Coton ouest-africain : Nouveau patron, nouvelle donne
C’est une histoire de chiffres qui dansent, mais aussi d’ambitions qui se froissent. Dans la grande famille du coton ouest-africain, on croyait le Mali installé sur son trône. L’année dernière, avec ses 690 000 tonnes récoltées, le pays avait de quoi bomber le torse. Mais voilà, en Afrique, l’herbe de la savane pousse vite, et les équilibres changent encore plus vite. Pour la campagne 2025-2026, le roi est tombé. Et ce n’est pas une surprise : c’est le Bénin qui monte sur la première marche du podium.
Selon les dernières prévisions du Programme régional de production intégrée du coton (PR-Pica), le Bénin devrait récolter cette année 647 290 tonnes de ce que l’on appelle joliment « l’or blanc ». Pendant ce temps, au Mali, la machine s’est enrayée. La production chute brutalement à 433 700 tonnes. En douze mois seulement, le pays a perdu plus d’un tiers de ses récoltes. C’est un coup dur.
Comment expliquer une telle bascule ? D’abord, par ce que les dieux du ciel envoient. Le Mali a été durement frappé par de fortes inondations en fin de saison des pluies. Des champs entiers, gorgés d’eau, ont dit adieu à de belles récoltes. Mais ce serait trop simple de ne blâmer que la pluie.
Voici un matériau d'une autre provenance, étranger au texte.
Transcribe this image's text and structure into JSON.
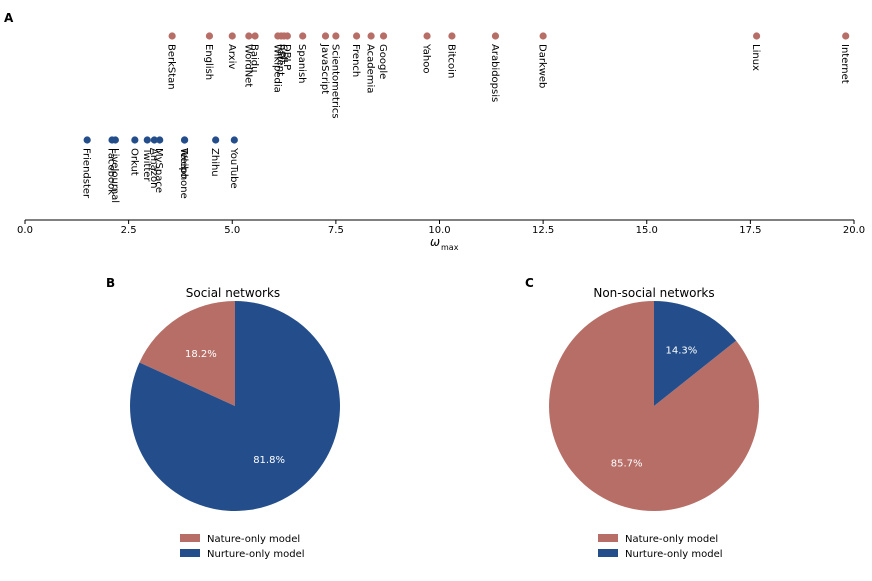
{
  "colors": {
    "nature": "#b76e67",
    "nurture": "#244e8b"
  },
  "panels": {
    "a": "A",
    "b": "B",
    "c": "C"
  },
  "chart_data": [
    {
      "type": "scatter",
      "xlabel": "ω",
      "xlabel_sub": "max",
      "xlim": [
        0,
        20
      ],
      "xticks": [
        0.0,
        2.5,
        5.0,
        7.5,
        10.0,
        12.5,
        15.0,
        17.5,
        20.0
      ],
      "xtick_labels": [
        "0.0",
        "2.5",
        "5.0",
        "7.5",
        "10.0",
        "12.5",
        "15.0",
        "17.5",
        "20.0"
      ],
      "series": [
        {
          "name": "Non-social networks",
          "color": "nature",
          "points": [
            {
              "label": "BerkStan",
              "x": 3.55
            },
            {
              "label": "English",
              "x": 4.45
            },
            {
              "label": "Arxiv",
              "x": 5.0
            },
            {
              "label": "WordNet",
              "x": 5.4
            },
            {
              "label": "Baidu",
              "x": 5.55
            },
            {
              "label": "Wikipedia",
              "x": 6.1
            },
            {
              "label": "Patent",
              "x": 6.18
            },
            {
              "label": "Cell",
              "x": 6.25
            },
            {
              "label": "DBLP",
              "x": 6.33
            },
            {
              "label": "Spanish",
              "x": 6.7
            },
            {
              "label": "JavaScript",
              "x": 7.25
            },
            {
              "label": "Scientometrics",
              "x": 7.5
            },
            {
              "label": "French",
              "x": 8.0
            },
            {
              "label": "Academia",
              "x": 8.35
            },
            {
              "label": "Google",
              "x": 8.65
            },
            {
              "label": "Yahoo",
              "x": 9.7
            },
            {
              "label": "Bitcoin",
              "x": 10.3
            },
            {
              "label": "Arabidopsis",
              "x": 11.35
            },
            {
              "label": "Darkweb",
              "x": 12.5
            },
            {
              "label": "Linux",
              "x": 17.65
            },
            {
              "label": "Internet",
              "x": 19.8
            }
          ]
        },
        {
          "name": "Social networks",
          "color": "nurture",
          "points": [
            {
              "label": "Friendster",
              "x": 1.5
            },
            {
              "label": "Facebook",
              "x": 2.1
            },
            {
              "label": "LiveJournal",
              "x": 2.18
            },
            {
              "label": "Orkut",
              "x": 2.65
            },
            {
              "label": "Twitter",
              "x": 2.95
            },
            {
              "label": "Amazon",
              "x": 3.12
            },
            {
              "label": "MySpace",
              "x": 3.25
            },
            {
              "label": "Weibo",
              "x": 3.85
            },
            {
              "label": "Telephone",
              "x": 3.85
            },
            {
              "label": "Zhihu",
              "x": 4.6
            },
            {
              "label": "YouTube",
              "x": 5.05
            }
          ]
        }
      ]
    },
    {
      "type": "pie",
      "title": "Social networks",
      "slices": [
        {
          "label": "Nature-only model",
          "value": 18.2,
          "pct_label": "18.2%",
          "color": "nature"
        },
        {
          "label": "Nurture-only model",
          "value": 81.8,
          "pct_label": "81.8%",
          "color": "nurture"
        }
      ],
      "legend": [
        "Nature-only model",
        "Nurture-only model"
      ]
    },
    {
      "type": "pie",
      "title": "Non-social networks",
      "slices": [
        {
          "label": "Nature-only model",
          "value": 85.7,
          "pct_label": "85.7%",
          "color": "nature"
        },
        {
          "label": "Nurture-only model",
          "value": 14.3,
          "pct_label": "14.3%",
          "color": "nurture"
        }
      ],
      "legend": [
        "Nature-only model",
        "Nurture-only model"
      ]
    }
  ]
}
L’autre grande différence entre les deux voisins, c’est la constance.
La force du Bénin, c’est sa régularité
Le Bénin ne fait pas de « yoyos ». Pendant que le Mali bat des records une année pour dégringoler la suivante, le Bénin, lui, avance pas à pas. Aujourd’hui, ses champs sont parmi les plus généreux de la région. Là où un paysan malien récolte entre 0,9 et 1 tonne par hectare, son collègue béninois ramasse fièrement de 1,1 à 1,2 tonne. Cette petite différence, répétée sur des milliers de champs, fait toute la différence au moment de remplir les entrepôts.
Mais le Bénin ne veut plus se contenter d’être un simple champion de la récolte. Le pays a compris une chose essentielle : ce n’est pas celui qui cultive le mieux qui s’enrichit le plus, mais celui qui transforme. Pendant que le Mali envoie encore presque tout son coton à l’étranger à l’état brut, le Bénin a décidé de garder une partie de la « magie » chez lui.
Le grand pari de l’usine
À quelques kilomètres de Cotonou, dans la zone industrielle de Glo-Djigbé (la GDIZ), les machines tournent. Aujourd’hui, déjà 12,7 % de la récolte béninoise est transformée sur place, en tissus et en vêtements. L’objectif ? Monter à 20 % dans les prochaines années. C’est un cercle vertueux : cela crée des emplois pour les jeunes, sécurise l’économie et rapporte plus d’argent au pays. Au total, le coton pèse déjà 12 % de la richesse nationale béninoise.
Cette histoire nous apprend une chose. Le leadership ne se joue plus seulement à coups de records. Comme le dit un sage de la finance, gagner une bataille de volume, c’est bien. Mais savoir résister aux intempéries, et surtout, savoir transformer ses propres richesses, c’est cela, la véritable victoire. Le Bénin, par sa discipline et ses choix, est en train d’écrire un nouveau chapitre du coton africain. Un chapitre où l’on ne se contente pas de produire, mais où l’on apprend à tisser son propre avenir.